As a Coast Guard officer, I saw the effects of climate change firsthand. It was written on the faces of Haitian children forced to flee their homeland on makeshift rafts after a historic drought worsened conditions for almost 4 million people already suffering from food insecurity. It was evident in the Eastern Pacific, where South American farmers and fishermen were forced by cartels to run cocaine shipments hundreds of miles by sea after they could no longer earn a living in their fields or on the water. It’s still apparent every day in Syria, where a massive drought forced a generation of farmers into overpopulated cities and helped ignite a civil war that has raged for years, and now threatens hundreds of American soldiers and Marines.
Rising temperatures and receding waters didn’t cause these problems by themselves, but the Department of Defense has long described climate change as a “threat multiplier” because it makes the jobs of our men and women in uniform harder. More frequent extreme weather events mean more requests for humanitarian aid, and droughts and resource shortages strengthen the very extremist groups our troops face on the battlefield. If we don’t take steps to move away from fossil fuels of the past and towards clean energy of the future, we only make these problems worse—that’s why the military leads the way on clean energy investment and innovation.
The Paris Agreement was a chance for our political leaders to follow our military leaders’ example. Thanks to American leadership, the world collectively took a historic step towards fighting the threat of climate change because everyone committed to pulling their weight, reporting back, and ratcheting up their obligations. The Agreement commits every country, developed and developing alike, to realistic goals aimed at keeping the global increase in temperature under 2 degrees Celsius. Countries hold each other accountable, with each government required to provide updates on their targets and recommit to more ambitious goals every five years.
This Agreement should be a signature moment in our nation’s diplomatic history—but less than a year after American leaders convinced China, India, and other major polluters to join us on this critical issue, the entire system is on the brink of collapse. That’s because the Trump Administration is considering withdrawing from the Agreement, acting on a promise of abandonment that candidate Trump made despite objections from leaders in the military, diplomatic, and business communities.

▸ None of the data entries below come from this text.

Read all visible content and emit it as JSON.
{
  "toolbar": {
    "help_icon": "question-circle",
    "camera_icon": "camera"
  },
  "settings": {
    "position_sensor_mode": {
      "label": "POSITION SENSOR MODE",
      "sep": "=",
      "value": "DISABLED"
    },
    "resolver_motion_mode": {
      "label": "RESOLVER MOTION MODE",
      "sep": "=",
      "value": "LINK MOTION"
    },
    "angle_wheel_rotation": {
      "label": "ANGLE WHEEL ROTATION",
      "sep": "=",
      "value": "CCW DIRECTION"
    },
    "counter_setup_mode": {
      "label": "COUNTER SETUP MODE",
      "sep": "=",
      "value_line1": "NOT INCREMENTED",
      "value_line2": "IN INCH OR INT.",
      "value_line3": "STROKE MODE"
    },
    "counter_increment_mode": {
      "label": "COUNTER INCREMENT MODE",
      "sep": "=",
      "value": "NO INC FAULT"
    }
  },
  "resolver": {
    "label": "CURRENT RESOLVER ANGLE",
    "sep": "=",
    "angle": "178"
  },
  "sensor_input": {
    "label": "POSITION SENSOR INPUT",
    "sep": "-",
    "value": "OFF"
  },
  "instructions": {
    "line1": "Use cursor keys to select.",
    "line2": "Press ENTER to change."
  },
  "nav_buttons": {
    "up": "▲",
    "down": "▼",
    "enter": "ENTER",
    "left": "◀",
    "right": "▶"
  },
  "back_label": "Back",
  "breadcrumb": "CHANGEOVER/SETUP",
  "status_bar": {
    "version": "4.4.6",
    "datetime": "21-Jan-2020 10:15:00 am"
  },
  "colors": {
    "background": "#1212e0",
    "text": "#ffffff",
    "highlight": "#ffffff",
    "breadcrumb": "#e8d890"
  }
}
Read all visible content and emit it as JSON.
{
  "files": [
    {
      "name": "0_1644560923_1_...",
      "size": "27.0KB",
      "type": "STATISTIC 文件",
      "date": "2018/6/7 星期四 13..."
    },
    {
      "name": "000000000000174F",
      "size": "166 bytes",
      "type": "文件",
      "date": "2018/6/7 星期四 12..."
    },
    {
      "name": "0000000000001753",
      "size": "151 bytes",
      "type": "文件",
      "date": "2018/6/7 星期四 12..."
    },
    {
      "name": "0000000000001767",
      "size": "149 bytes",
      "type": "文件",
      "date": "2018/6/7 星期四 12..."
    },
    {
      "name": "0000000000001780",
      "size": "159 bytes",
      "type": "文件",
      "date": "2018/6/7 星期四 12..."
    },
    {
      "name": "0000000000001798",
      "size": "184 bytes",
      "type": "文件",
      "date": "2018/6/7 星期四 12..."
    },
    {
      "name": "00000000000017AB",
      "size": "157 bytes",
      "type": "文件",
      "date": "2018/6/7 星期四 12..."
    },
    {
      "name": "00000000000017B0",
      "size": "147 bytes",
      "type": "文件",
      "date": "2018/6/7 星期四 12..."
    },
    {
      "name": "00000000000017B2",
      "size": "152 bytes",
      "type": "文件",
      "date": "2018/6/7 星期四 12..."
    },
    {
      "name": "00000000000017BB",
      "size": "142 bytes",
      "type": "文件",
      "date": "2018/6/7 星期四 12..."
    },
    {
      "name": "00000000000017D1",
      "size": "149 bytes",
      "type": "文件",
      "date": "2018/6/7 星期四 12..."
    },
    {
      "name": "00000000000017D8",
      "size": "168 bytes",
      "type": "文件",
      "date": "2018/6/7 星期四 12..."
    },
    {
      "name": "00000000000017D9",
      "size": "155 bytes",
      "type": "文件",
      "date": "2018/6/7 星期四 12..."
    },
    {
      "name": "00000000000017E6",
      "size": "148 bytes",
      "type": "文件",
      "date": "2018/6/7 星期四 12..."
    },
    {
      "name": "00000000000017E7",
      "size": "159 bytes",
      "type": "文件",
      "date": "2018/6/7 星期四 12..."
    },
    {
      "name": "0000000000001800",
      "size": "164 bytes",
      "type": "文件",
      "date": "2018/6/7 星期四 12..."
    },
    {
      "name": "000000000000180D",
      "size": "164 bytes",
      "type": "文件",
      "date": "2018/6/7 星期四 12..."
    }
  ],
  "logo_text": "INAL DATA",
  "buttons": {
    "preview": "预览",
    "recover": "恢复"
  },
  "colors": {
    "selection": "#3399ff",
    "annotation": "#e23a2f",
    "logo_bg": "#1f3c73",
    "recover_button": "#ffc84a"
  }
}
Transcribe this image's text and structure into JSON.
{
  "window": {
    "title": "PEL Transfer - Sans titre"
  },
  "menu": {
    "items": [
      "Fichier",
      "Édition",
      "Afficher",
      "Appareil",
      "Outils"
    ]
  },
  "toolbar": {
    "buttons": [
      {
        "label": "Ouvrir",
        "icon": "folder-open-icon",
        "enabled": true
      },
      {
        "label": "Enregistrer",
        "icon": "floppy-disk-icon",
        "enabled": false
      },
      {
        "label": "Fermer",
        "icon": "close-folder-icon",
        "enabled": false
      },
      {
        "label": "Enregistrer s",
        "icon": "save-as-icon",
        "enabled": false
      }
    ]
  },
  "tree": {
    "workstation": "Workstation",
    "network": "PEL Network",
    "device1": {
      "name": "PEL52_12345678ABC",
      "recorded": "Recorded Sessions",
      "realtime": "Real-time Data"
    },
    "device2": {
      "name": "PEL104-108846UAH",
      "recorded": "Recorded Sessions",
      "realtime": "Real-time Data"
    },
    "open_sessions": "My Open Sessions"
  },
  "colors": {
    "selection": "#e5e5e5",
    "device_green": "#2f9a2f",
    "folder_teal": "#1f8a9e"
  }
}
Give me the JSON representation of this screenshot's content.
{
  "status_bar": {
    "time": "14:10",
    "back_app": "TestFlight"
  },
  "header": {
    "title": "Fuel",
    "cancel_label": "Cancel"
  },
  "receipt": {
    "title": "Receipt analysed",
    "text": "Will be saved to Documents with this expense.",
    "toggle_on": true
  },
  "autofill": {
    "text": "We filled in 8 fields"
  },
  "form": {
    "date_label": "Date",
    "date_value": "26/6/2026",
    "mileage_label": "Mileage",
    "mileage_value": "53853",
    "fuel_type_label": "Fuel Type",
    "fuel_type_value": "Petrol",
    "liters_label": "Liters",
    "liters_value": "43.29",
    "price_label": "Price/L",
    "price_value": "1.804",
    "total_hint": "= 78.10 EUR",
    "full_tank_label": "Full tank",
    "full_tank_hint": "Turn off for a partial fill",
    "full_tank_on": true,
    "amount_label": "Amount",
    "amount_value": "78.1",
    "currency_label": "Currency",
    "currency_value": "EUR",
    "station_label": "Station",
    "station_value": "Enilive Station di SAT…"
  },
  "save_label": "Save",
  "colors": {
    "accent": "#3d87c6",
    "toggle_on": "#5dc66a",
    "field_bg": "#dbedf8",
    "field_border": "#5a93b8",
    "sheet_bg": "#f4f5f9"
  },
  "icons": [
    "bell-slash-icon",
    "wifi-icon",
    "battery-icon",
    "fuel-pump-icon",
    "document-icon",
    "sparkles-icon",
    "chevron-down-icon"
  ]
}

Withdrawing from the Paris Agreement and abdicating our leadership role in the world, would have a disastrous effect on the climate, the economy, and our national security. I listened to the names of more than one hundred men echo through an auditorium as a solemn reminder of what can happen when America chooses not to lead. Our President has a similar choice before him.
We can remain committed to the Agreement we forged in Paris and ensure the signees remain on the right track, or we can turn our backs on the biggest challenge we face and pretend it does not exist. Whichever choice we make, the world will follow. We cannot afford to be wrong.
Former Lieutenant Brendan McKinnon served ten years in the United States Coast Guard. He is currently a Boston College Law School student and a member of Truman National Security Project’s Defense Council. Views expressed are his own.